Apel berlangsung di Lapangan Upacara Mapolda Sulsel. Kegiatan tersebut menjadi bagian dari upaya memastikan kesiapan personel, sarana dan prasarana, sekaligus memperkuat koordinasi lintas sektoral dalam menghadapi potensi Karhutla.
Apel dihadiri unsur Forkopimda Sulawesi Selatan, Kepala BNNP Sulawesi Selatan, Wakapolda Sulawesi Selatan, Kepala Basarnas Sulawesi Selatan, Kepala BMKG Wilayah IV Makassar, serta para kepala dinas dan instansi terkait di tingkat Provinsi Sulawesi Selatan dan Kota Makassar.

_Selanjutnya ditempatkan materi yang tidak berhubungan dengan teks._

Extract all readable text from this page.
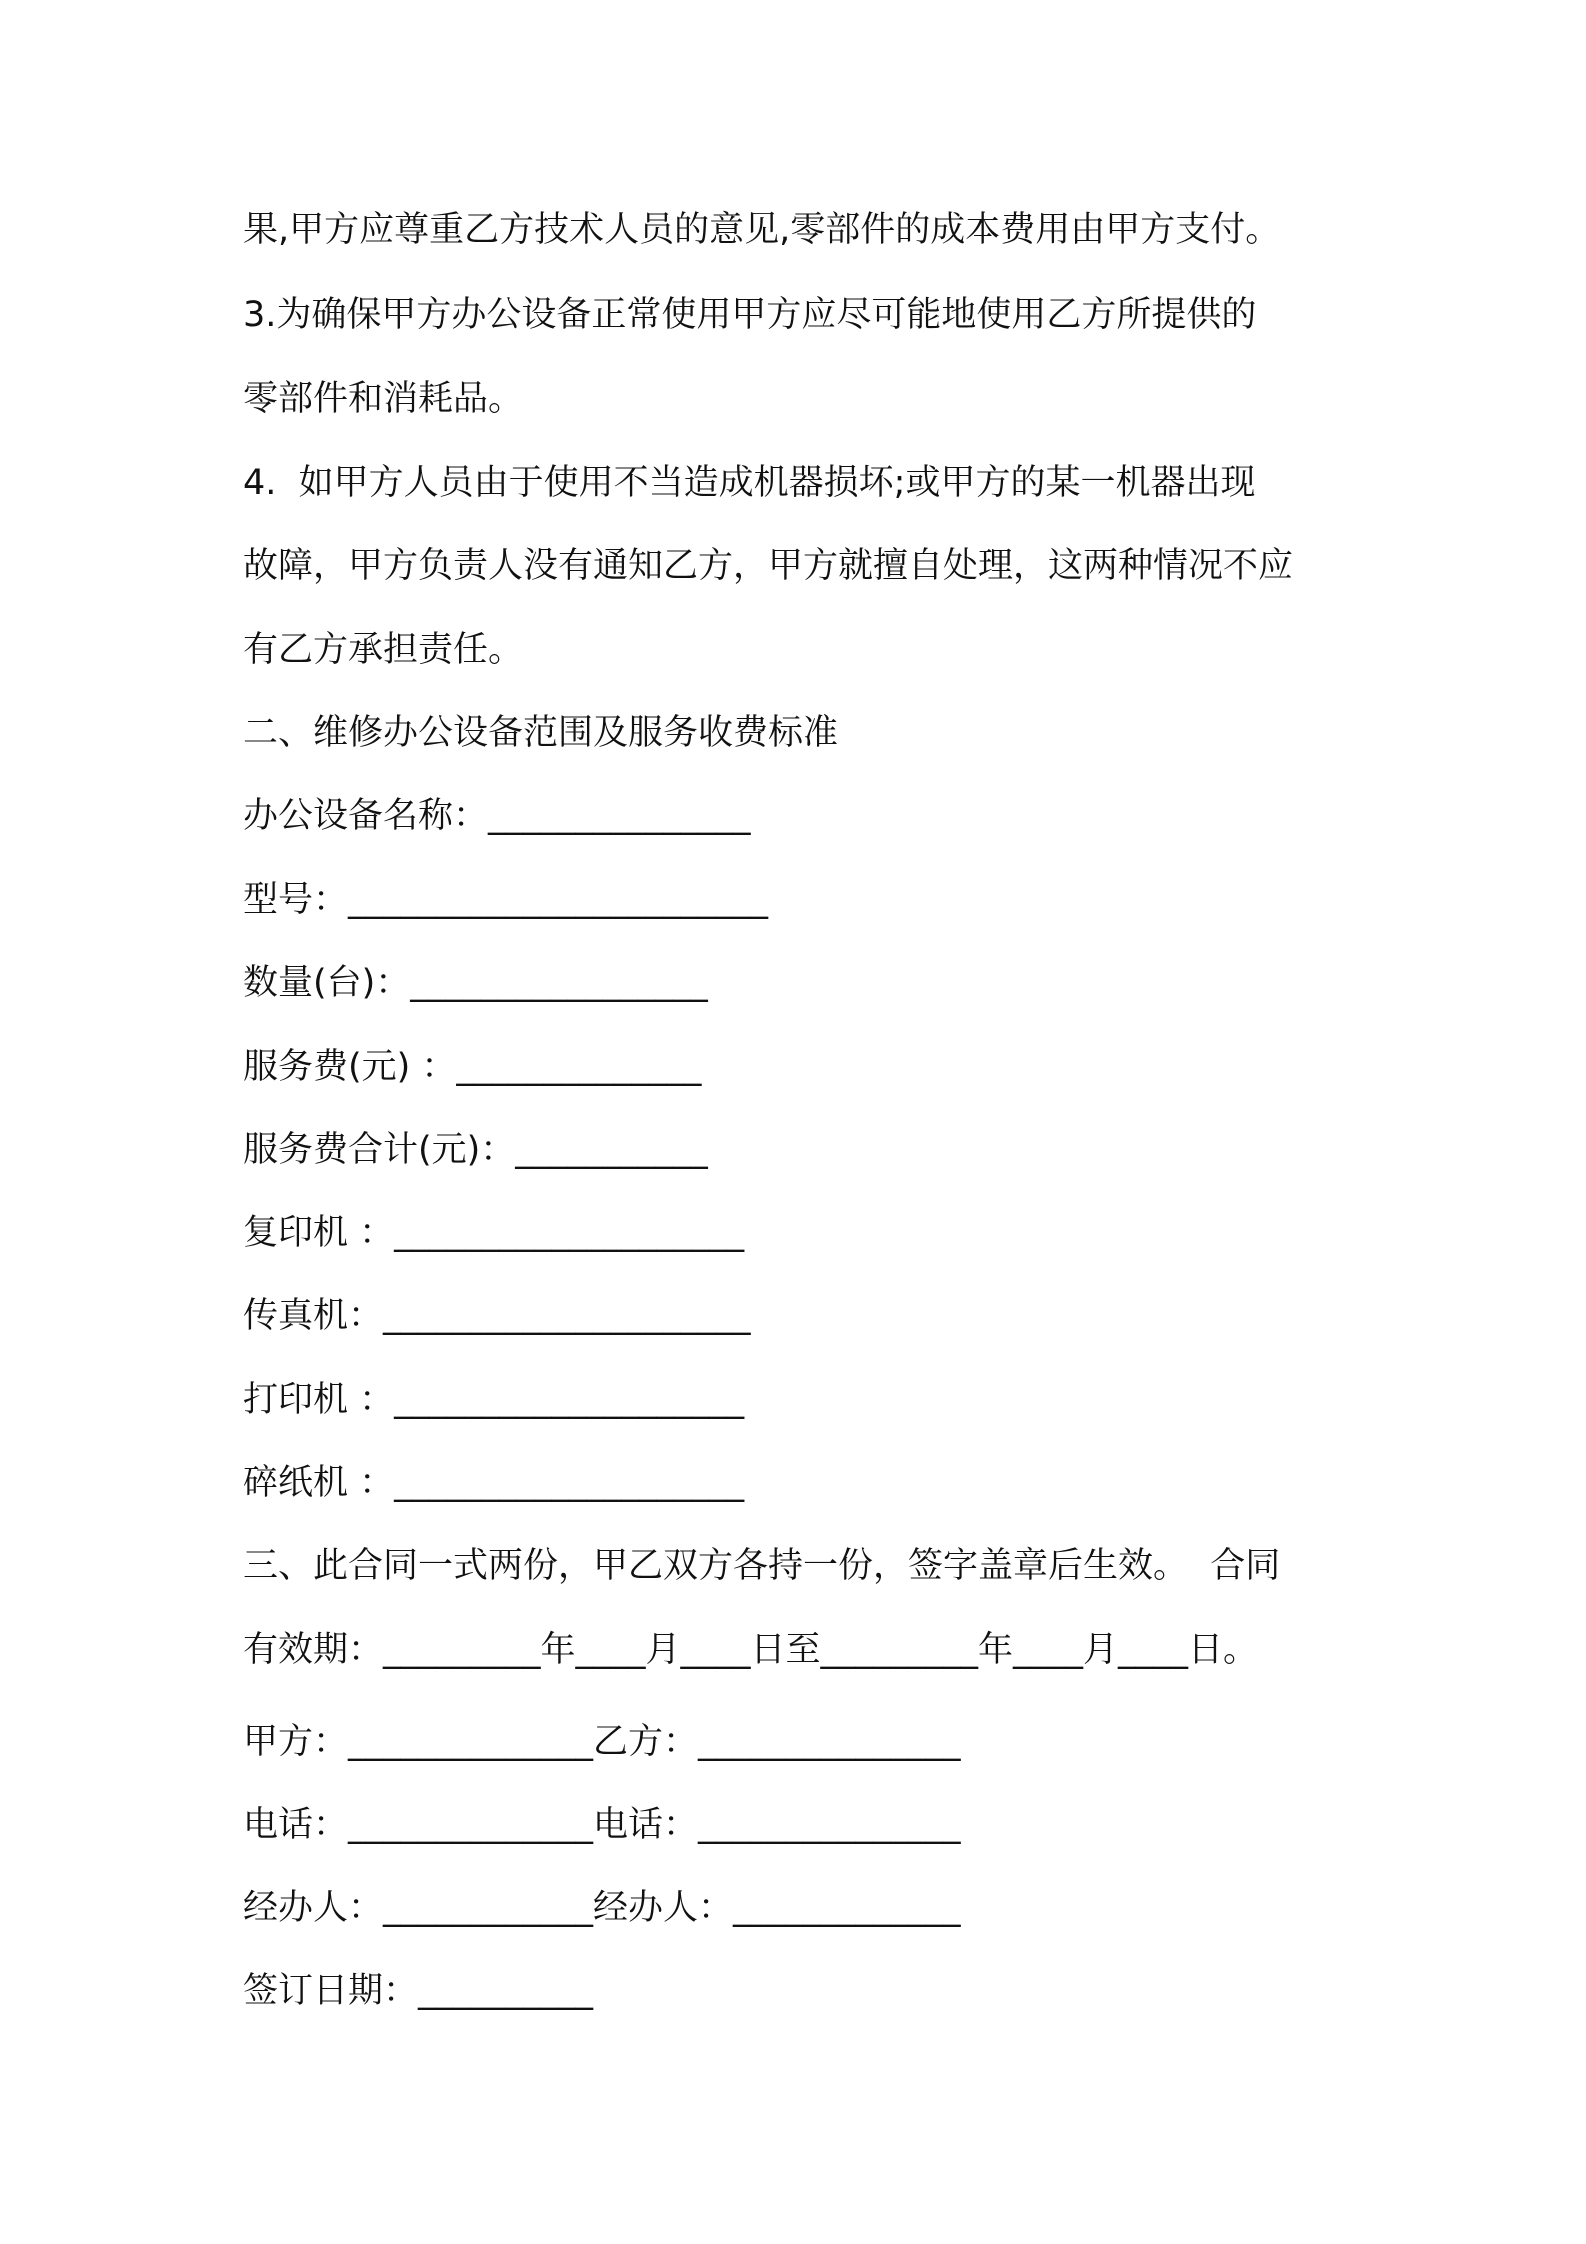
果,甲方应尊重乙方技术人员的意见,零部件的成本费用由甲方支付。
3.为确保甲方办公设备正常使用甲方应尽可能地使用乙方所提供的
零部件和消耗品。
4.  如甲方人员由于使用不当造成机器损坏;或甲方的某一机器出现
故障，甲方负责人没有通知乙方，甲方就擅自处理，这两种情况不应
有乙方承担责任。
二、维修办公设备范围及服务收费标准
办公设备名称：_______________
型号：________________________
数量(台)：_________________
服务费(元) ：______________
服务费合计(元)：___________
复印机 ：____________________
传真机：_____________________
打印机 ：____________________
碎纸机 ：____________________
三、此合同一式两份，甲乙双方各持一份，签字盖章后生效。  合同
有效期：_________年____月____日至_________年____月____日。
甲方：______________乙方：_______________
电话：______________电话：_______________
经办人：____________经办人：_____________
签订日期：__________
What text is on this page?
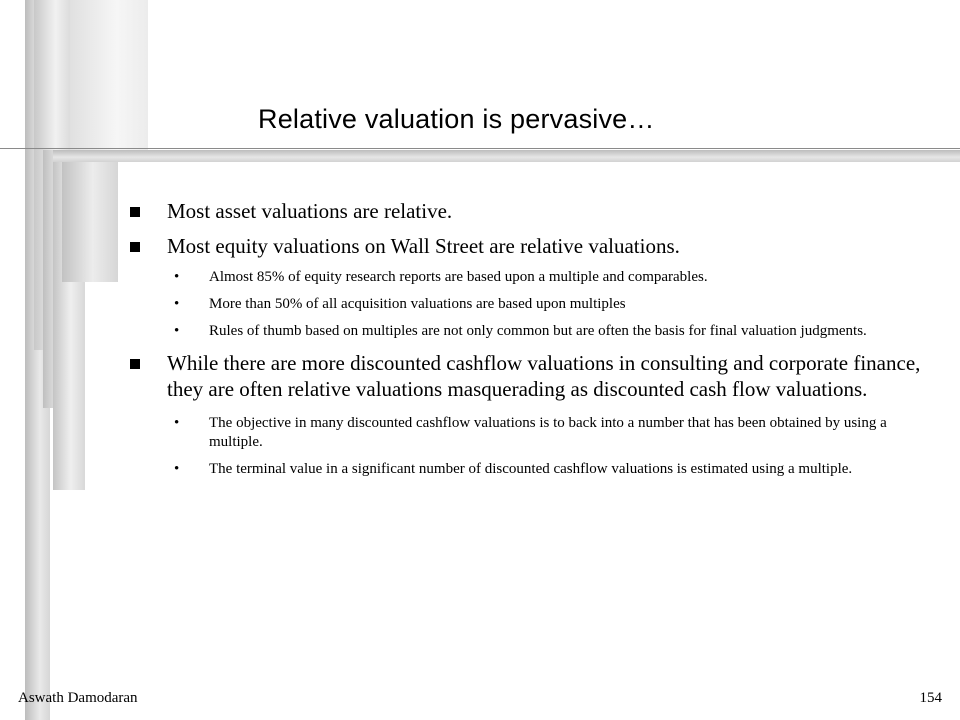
Relative valuation is pervasive…
Most asset valuations are relative.
Most equity valuations on Wall Street are relative valuations.
• Almost 85% of equity research reports are based upon a multiple and comparables.
• More than 50% of all acquisition valuations are based upon multiples
• Rules of thumb based on multiples are not only common but are often the basis for final valuation judgments.
While there are more discounted cashflow valuations in consulting and corporate finance, they are often relative valuations masquerading as discounted cash flow valuations.
• The objective in many discounted cashflow valuations is to back into a number that has been obtained by using a multiple.
• The terminal value in a significant number of discounted cashflow valuations is estimated using a multiple.
Aswath Damodaran	154
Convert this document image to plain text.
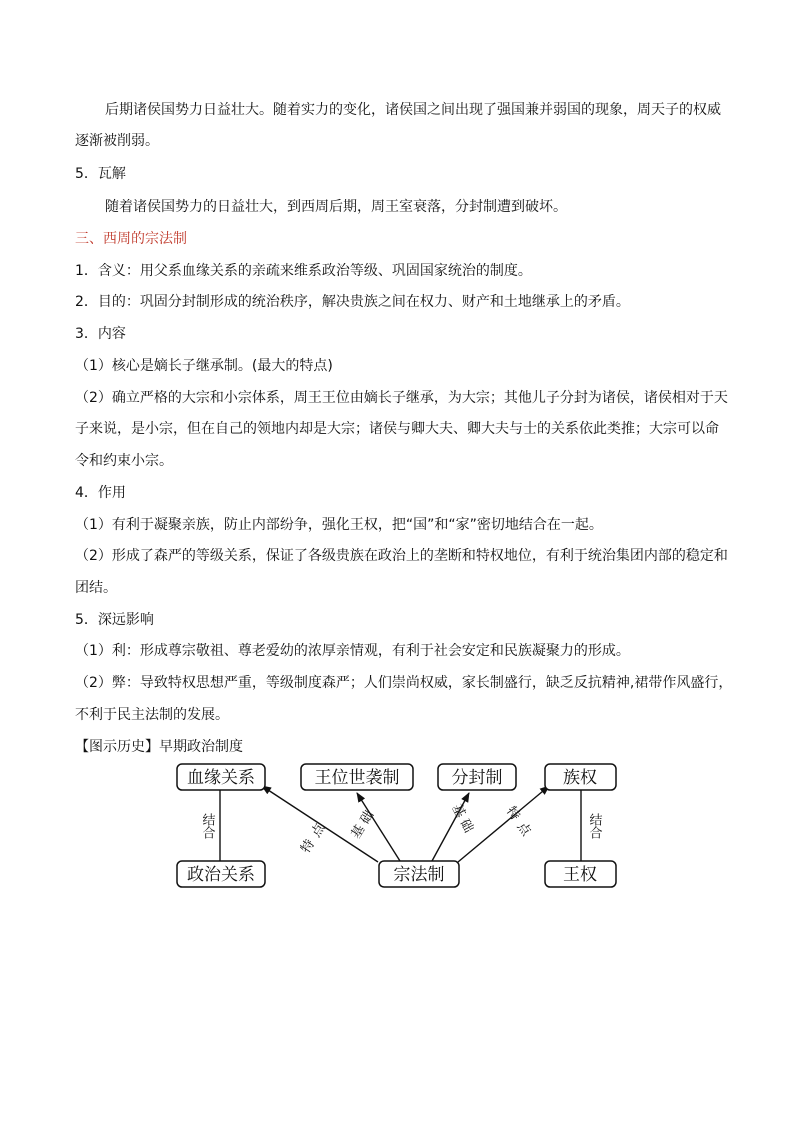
后期诸侯国势力日益壮大。随着实力的变化，诸侯国之间出现了强国兼并弱国的现象，周天子的权威
逐渐被削弱。
5．瓦解
随着诸侯国势力的日益壮大，到西周后期，周王室衰落，分封制遭到破坏。
三、西周的宗法制
1．含义：用父系血缘关系的亲疏来维系政治等级、巩固国家统治的制度。
2．目的：巩固分封制形成的统治秩序，解决贵族之间在权力、财产和土地继承上的矛盾。
3．内容
（1）核心是嫡长子继承制。(最大的特点)
（2）确立严格的大宗和小宗体系，周王王位由嫡长子继承，为大宗；其他儿子分封为诸侯，诸侯相对于天
子来说，是小宗，但在自己的领地内却是大宗；诸侯与卿大夫、卿大夫与士的关系依此类推；大宗可以命
令和约束小宗。
4．作用
（1）有利于凝聚亲族，防止内部纷争，强化王权，把“国”和“家”密切地结合在一起。
（2）形成了森严的等级关系，保证了各级贵族在政治上的垄断和特权地位，有利于统治集团内部的稳定和
团结。
5．深远影响
（1）利：形成尊宗敬祖、尊老爱幼的浓厚亲情观，有利于社会安定和民族凝聚力的形成。
（2）弊：导致特权思想严重，等级制度森严；人们崇尚权威，家长制盛行，缺乏反抗精神,裙带作风盛行，
不利于民主法制的发展。
【图示历史】早期政治制度
血缘关系
政治关系
王位世袭制	分封制	族权
宗法制	王权
结合	结合
特点 基础	基础 特点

Dalam arahannya, Kapolda Sulsel mengatakan apel gelar pasukan dilakukan untuk mengecek kesiapan personel dan sarana prasarana dalam menghadapi ancaman Karhutla.
Menurutnya, pencegahan dan penanganan Karhutla harus dilakukan secara terencana, terpadu, dan berkelanjutan. Langkah pencegahan dinilai penting untuk menekan risiko kebakaran sebelum berkembang menjadi bencana yang lebih luas.
“Pencegahan dini, deteksi dini, dan pelaksanaan patroli secara rutin jauh lebih efektif daripada mengandalkan upaya pemadaman setelah kebakaran terjadi,” tegas Kapolda.
Kapolda menyebut kondisi musim kemarau perlu menjadi perhatian karena dapat meningkatkan risiko kekeringan dan potensi terjadinya kebakaran hutan dan lahan di sejumlah wilayah Sulawesi Selatan.

Ia menekankan perlunya langkah mitigasi yang terintegrasi dengan melibatkan pemerintah daerah, TNI-Polri, instansi terkait, serta masyarakat.
Berdasarkan prediksi BMKG yang disampaikan dalam kegiatan tersebut, musim kemarau 2026 di wilayah Sulawesi Selatan memiliki karakteristik yang perlu diantisipasi. Puncak musim kemarau diperkirakan berlangsung pada Agustus hingga September.
Kondisi tersebut, kata Kapolda, membutuhkan kesiapsiagaan seluruh pemangku kepentingan guna meminimalkan potensi Karhutla sekaligus mengurangi dampaknya terhadap masyarakat, perekonomian, dan lingkungan.
Untuk memperkuat kesiapsiagaan, Kapolda meminta jajaran meningkatkan mitigasi, patroli terpadu, dan koordinasi lintas sektoral. Upaya tersebut melibatkan pemerintah daerah, TNI, Polri, BPBD, masyarakat peduli api, pihak swasta, hingga seluruh elemen masyarakat.
Selain kesiapan personel, Kapolda juga meminta seluruh sarana dan prasarana pendukung penanganan Karhutla dipastikan dalam kondisi siap digunakan. Peralatan tersebut antara lain mesin pompa, kendaraan operasional, peralatan pemadaman, serta alat pelindung diri bagi personel yang bertugas di lapangan.
“Koordinasi secara intensif dengan kementerian, lembaga, pemerintah daerah, dan seluruh instansi terkait harus terus diperkuat untuk memastikan kesiapan menghadapi dampak kekeringan maupun potensi Karhutla,” ujar Kapolda.
Melalui apel gelar pasukan tersebut, kesiapan personel dan peralatan diharapkan dapat semakin optimal sehingga upaya pencegahan dan penanganan Karhutla di Sulawesi Selatan dapat dilakukan secara cepat, terpadu, dan efektif.